The Swiss Alps are always blanketed in snow, making popular ski resorts like Zermatt, St. Moritz, Verbier, and the Jungfrau region very popular for snow lovers the world round.
If you head to the mountains in Switzerland in the winter months you are guaranteed to see a lot of snow, especially if you head higher up in the mountains.
Lowlands and Cities
Beyond the mountains, Switzerland’s lowland areas and major cities, such as Zurich, Geneva, and Bern, also experience snowfall a few times a year.
For all the years I have been living in Switzerland, the amount of snow has been reducing. However, you can still expect to experience snow at least a few times each winter. It often comes later in the season during the colder months of January-March, but it can actually come at any time.
Duration and Intensity
In the mountainous regions, the snow season can start as early as late November and extend until April. However, the ideal of a white Christmas has been a big disappointment more recently with shorter ski seasons meaning less now in the Alps/
Of course, how long the ground is covered in snow depends on how high you go. So, some spots at higher elevations, like the Jungfraujoch, Engelberg’s Titlis and other 4000m mountains even retain their snow cover year-round.

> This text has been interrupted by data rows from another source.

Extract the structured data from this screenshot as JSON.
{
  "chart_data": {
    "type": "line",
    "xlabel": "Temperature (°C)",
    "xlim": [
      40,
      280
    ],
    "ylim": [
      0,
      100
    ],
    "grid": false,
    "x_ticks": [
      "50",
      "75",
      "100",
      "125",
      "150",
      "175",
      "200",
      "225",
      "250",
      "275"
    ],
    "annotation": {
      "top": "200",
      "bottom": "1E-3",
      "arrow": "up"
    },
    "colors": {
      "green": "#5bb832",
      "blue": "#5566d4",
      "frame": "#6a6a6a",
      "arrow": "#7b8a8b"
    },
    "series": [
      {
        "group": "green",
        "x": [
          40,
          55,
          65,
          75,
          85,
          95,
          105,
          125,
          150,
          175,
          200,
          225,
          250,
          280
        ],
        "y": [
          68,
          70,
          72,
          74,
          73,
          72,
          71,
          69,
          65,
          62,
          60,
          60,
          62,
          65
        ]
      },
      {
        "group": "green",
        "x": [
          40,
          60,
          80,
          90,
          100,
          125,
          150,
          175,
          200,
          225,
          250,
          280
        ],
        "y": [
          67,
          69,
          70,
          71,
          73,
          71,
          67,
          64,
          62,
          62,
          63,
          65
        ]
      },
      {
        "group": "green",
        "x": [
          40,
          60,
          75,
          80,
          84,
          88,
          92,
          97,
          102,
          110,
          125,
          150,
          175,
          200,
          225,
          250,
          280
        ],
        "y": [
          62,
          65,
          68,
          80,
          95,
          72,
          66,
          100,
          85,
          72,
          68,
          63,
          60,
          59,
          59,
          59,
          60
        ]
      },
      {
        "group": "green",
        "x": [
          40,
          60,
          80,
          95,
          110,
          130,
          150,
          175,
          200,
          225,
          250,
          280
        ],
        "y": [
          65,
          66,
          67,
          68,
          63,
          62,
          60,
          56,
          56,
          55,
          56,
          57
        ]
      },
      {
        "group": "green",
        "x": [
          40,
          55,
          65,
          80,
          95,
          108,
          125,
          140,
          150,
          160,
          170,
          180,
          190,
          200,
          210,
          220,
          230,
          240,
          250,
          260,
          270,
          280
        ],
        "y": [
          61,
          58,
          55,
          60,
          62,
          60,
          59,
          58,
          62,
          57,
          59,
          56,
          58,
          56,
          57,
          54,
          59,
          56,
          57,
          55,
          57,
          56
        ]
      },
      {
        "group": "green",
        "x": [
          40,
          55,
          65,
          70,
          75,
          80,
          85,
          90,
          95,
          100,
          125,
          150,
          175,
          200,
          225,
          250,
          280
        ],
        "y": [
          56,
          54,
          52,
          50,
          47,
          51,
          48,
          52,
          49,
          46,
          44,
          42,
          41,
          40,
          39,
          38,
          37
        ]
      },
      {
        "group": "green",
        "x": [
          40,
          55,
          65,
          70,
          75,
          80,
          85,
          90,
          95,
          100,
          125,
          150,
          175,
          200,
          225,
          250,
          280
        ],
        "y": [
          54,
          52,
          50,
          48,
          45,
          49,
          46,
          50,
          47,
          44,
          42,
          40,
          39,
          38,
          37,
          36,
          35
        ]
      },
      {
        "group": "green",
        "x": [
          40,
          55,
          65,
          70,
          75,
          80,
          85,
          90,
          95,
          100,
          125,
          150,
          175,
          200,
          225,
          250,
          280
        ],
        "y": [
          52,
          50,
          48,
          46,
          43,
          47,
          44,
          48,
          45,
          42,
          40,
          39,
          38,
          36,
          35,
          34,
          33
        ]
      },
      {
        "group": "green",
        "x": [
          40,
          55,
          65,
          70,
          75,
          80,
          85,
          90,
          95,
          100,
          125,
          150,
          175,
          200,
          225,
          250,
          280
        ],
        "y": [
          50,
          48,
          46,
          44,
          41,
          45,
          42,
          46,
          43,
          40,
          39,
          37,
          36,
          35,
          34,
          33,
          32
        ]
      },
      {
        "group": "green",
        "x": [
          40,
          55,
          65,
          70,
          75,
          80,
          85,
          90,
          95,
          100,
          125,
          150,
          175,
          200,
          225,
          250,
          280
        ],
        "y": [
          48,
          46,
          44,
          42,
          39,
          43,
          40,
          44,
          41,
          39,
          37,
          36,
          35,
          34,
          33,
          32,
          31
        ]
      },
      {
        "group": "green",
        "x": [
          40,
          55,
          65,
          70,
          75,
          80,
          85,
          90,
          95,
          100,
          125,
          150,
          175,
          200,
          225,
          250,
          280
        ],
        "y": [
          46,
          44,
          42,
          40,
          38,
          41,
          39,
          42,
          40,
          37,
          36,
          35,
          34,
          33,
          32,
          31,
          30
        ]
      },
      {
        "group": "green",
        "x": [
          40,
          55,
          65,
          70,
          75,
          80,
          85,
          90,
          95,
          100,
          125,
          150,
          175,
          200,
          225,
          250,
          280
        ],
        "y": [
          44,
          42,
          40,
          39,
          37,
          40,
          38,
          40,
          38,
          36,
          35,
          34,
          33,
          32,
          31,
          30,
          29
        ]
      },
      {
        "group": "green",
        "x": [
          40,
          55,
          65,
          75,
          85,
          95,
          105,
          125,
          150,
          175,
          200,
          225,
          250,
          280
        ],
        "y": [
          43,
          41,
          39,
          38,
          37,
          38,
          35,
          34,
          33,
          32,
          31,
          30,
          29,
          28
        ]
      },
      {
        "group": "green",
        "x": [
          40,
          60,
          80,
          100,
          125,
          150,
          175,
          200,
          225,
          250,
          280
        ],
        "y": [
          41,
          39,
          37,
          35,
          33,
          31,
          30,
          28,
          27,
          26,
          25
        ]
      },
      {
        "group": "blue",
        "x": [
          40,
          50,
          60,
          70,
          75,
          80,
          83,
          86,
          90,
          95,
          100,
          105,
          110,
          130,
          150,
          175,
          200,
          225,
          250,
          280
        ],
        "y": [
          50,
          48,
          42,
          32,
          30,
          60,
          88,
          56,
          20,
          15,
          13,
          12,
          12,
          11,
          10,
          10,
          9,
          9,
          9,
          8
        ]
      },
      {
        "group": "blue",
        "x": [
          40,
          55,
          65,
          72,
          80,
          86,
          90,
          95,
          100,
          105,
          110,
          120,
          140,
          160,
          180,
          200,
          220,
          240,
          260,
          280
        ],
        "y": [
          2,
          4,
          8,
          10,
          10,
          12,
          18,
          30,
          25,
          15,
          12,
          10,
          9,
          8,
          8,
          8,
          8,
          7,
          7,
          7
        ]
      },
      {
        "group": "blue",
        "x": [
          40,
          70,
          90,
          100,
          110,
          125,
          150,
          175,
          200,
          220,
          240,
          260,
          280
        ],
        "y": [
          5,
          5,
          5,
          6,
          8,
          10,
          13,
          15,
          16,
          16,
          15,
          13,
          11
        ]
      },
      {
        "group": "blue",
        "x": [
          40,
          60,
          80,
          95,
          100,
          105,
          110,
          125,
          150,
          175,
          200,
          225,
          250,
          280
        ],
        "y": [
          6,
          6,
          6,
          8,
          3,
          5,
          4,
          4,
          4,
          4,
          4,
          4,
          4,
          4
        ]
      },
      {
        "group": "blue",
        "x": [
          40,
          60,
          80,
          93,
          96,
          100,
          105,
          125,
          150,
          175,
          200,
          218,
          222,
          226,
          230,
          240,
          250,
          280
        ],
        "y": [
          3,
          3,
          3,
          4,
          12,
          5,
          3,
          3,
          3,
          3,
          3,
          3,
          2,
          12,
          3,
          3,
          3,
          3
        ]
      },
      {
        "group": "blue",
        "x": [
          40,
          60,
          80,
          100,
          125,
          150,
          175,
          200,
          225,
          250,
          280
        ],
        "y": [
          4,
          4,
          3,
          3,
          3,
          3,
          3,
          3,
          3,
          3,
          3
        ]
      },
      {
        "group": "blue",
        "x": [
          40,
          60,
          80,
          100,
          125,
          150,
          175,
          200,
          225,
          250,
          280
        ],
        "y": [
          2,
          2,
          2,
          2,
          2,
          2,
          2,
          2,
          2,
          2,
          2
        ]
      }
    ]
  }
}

Apart from the seasonal snowfall, Switzerland has a huge range of glaciers, such as the mighty Aletsch Glacier, the longest in Europe. These glaciers remain covered in snow and ice throughout the year and you can always expect to see “white” when you go to these places.
Climate Change Concerns
In recent years, there has been growing concern about climate change and its effect on the snowfall in Switzerland.
If you look at some interesting statistics on the impact of climate change on snow in Switzerland:
- Swiss glaciers have lost about 60 percent of their volume since 1850
- The number of days of snowfall has halved since 1970 for locations below 800 meters
In fact just a few days before I wrote this article, there was a record for the highest point where zero degrees was measured, just a few days ago.
What does this mean? That things are getting too warm and even on the tops of mountains in Switzerland everything is melting! Whereas normally it is frozen all year round.